Battle-lines were immediately drawn at the Asia-Pacific Economic Cooperation (APEC) in Papua New Guinea between those against and in-favour of free trade. Leading the charge for those against free trade was Malaysian PM Mahathir Mohamad who argued that globalisation was creating inequality between nations:
“The benefits of free and fair trade and economic integration have been ruptured, exemplified by Brexit and trade wars between the major economies. The trade war between the U.S. and China has amplified further the disruption to our trade and commerce.”
Australian PM Scott Morrison rose quickly to defend the merits of free trade:
“Our efforts must be about persuading and convincing our peoples again about the domestic benefits.
“We are witnessing a rising tide of trade protectionism along with financial volatility in some emerging economies. The test for us now is to stand up for the economic values we believe in and show how they work.”
Morrison’s mention of trade protectionism was no doubt intended to be a jab at U.S. President Donald Trump.
Thus, it was no surprise that Chinese President, Xi Jinping echoed PM Morrison’s criticism of protectionist policies. According to Xi, the prevailing protectionist policies have stifled the global economic growth.
Another noteworthy supporter of Morrison’s call for greater free trade is Russia as represented by its Prime Minister, Dimitry Medvedev.

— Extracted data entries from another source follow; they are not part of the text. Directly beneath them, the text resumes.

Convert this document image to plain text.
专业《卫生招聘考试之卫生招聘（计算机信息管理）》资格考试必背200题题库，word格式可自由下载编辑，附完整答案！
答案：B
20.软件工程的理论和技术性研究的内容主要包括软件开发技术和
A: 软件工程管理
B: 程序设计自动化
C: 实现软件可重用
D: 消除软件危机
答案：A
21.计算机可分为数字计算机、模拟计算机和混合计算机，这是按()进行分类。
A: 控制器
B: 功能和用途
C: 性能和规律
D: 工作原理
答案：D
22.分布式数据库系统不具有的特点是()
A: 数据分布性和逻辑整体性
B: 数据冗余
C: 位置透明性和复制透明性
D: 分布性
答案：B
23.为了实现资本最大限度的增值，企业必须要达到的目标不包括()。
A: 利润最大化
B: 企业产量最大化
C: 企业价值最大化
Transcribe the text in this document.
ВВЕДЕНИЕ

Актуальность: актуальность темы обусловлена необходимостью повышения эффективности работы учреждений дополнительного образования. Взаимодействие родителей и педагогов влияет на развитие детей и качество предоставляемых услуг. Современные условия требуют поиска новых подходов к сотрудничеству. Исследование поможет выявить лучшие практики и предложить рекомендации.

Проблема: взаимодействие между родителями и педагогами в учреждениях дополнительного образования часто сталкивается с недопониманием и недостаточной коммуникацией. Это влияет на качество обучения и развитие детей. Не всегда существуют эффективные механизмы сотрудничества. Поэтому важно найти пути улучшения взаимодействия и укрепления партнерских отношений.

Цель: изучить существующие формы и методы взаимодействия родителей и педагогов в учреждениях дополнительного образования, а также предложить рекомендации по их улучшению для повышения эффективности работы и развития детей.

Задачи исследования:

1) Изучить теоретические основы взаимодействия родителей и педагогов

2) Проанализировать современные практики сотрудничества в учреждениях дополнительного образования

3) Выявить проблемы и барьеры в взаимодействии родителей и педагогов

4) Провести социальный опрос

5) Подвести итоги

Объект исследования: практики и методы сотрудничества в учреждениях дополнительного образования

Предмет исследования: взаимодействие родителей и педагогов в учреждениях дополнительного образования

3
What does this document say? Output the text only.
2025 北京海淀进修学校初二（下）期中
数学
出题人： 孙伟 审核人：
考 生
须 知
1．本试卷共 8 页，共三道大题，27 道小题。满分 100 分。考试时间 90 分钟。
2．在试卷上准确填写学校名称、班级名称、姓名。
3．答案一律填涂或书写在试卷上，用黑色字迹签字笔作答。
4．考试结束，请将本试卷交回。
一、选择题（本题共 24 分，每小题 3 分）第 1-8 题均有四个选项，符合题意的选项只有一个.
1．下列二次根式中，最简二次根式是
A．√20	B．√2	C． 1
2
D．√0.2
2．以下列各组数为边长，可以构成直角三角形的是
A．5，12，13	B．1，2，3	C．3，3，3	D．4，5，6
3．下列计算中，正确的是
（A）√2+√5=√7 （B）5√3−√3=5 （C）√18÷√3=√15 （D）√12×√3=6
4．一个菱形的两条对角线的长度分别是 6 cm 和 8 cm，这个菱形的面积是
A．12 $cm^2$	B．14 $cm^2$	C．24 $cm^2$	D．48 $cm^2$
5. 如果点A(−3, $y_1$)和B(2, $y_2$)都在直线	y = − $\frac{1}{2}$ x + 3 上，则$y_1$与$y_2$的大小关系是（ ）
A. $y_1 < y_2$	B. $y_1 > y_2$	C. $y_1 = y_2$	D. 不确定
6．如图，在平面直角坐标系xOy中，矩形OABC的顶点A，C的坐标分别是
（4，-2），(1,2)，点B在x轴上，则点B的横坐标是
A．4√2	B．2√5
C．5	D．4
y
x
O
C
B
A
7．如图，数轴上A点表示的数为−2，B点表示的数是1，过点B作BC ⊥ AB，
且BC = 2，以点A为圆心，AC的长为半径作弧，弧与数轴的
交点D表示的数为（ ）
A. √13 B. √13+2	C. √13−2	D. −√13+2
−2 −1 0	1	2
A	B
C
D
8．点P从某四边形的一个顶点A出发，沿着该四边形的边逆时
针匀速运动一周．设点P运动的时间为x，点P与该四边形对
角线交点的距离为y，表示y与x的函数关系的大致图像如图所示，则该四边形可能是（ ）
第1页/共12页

President Trump has decided to bypass the annual meeting of the 21- nation APEC. However, U.S Vice-President Mike Pence is scheduled to attend.
VP Pence tweeted that he would discuss President Trump’s “Commitment to prosperity, security, and freedom in the Indo-Pacific.”
Recently, the United States has taken a more aggressive position on China’s increasing militarisation in the Pacific. It was reported in several media that U.S. Defence Secretary will demand that China remove its military structures on the disputed islands in the Western Philippine Sea.